Léa Seydoux
There was a sex scene in Blue is the Warmest Color that I was supposed to take down from the blog. I kept watching it instead—kept coming back to it, in different moods, different times of day, with wine and candles in the bathroom. Not because the scene itself was anything special, but because of her. Because Léa Seydoux in that moment made something click.
I don’t know how to explain it exactly. I’m not saying I’m in love with her, or that I have some chance with her, which I obviously don’t. What I mean is that watching her work clarified something about what I actually want from beauty and intelligence and presence. She doesn’t perform. She doesn’t care if she’s hot. She’ll take any role if it interests her, no matter how uncomfortable. She loves the work and doesn’t need to advertise it. There’s nothing calculated about her.
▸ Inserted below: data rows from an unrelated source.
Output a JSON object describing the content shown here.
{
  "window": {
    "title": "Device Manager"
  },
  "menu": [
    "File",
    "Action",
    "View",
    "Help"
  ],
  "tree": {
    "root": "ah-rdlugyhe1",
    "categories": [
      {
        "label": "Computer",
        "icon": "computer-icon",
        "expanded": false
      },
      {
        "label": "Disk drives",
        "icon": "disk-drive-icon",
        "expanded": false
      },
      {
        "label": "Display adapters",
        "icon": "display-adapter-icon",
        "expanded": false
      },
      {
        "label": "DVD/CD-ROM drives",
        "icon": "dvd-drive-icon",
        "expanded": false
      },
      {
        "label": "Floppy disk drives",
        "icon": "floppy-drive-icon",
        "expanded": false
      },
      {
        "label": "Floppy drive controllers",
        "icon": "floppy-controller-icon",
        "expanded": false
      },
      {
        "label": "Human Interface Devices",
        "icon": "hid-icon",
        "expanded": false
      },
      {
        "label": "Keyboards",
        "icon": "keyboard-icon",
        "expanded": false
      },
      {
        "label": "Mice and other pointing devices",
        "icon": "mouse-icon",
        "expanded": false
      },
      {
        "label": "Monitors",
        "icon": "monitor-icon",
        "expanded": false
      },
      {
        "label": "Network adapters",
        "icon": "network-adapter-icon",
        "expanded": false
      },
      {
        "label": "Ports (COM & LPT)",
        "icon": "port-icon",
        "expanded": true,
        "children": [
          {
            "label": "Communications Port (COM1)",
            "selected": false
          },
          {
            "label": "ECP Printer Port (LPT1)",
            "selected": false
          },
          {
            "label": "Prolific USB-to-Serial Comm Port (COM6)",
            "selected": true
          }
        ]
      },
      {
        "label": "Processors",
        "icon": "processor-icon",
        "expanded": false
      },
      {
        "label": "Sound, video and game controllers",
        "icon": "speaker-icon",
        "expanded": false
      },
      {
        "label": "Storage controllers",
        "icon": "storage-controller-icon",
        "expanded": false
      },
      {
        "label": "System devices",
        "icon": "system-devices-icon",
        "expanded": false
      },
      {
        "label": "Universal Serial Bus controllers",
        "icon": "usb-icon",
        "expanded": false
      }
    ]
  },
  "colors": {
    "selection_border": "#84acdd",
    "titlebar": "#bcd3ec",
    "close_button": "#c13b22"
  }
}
Some photographs came out in V Magazine, shot by Nan Goldin. They told me the same thing. Not that she’s the most beautiful woman in the world—I mean, she might be, but that’s not the point. The point is the indifference. The sense that she’s lived in a way that doesn’t need anyone’s validation, that doesn’t register being looked at.
So yes, I’m obsessed with her. But what I’m actually obsessed with is the proof that this kind of person exists. That you can be that careful with your work, that disinterested in the machinery of it all. Since I’ll never actually know her, I have these images instead. The performances. It’s not nothing.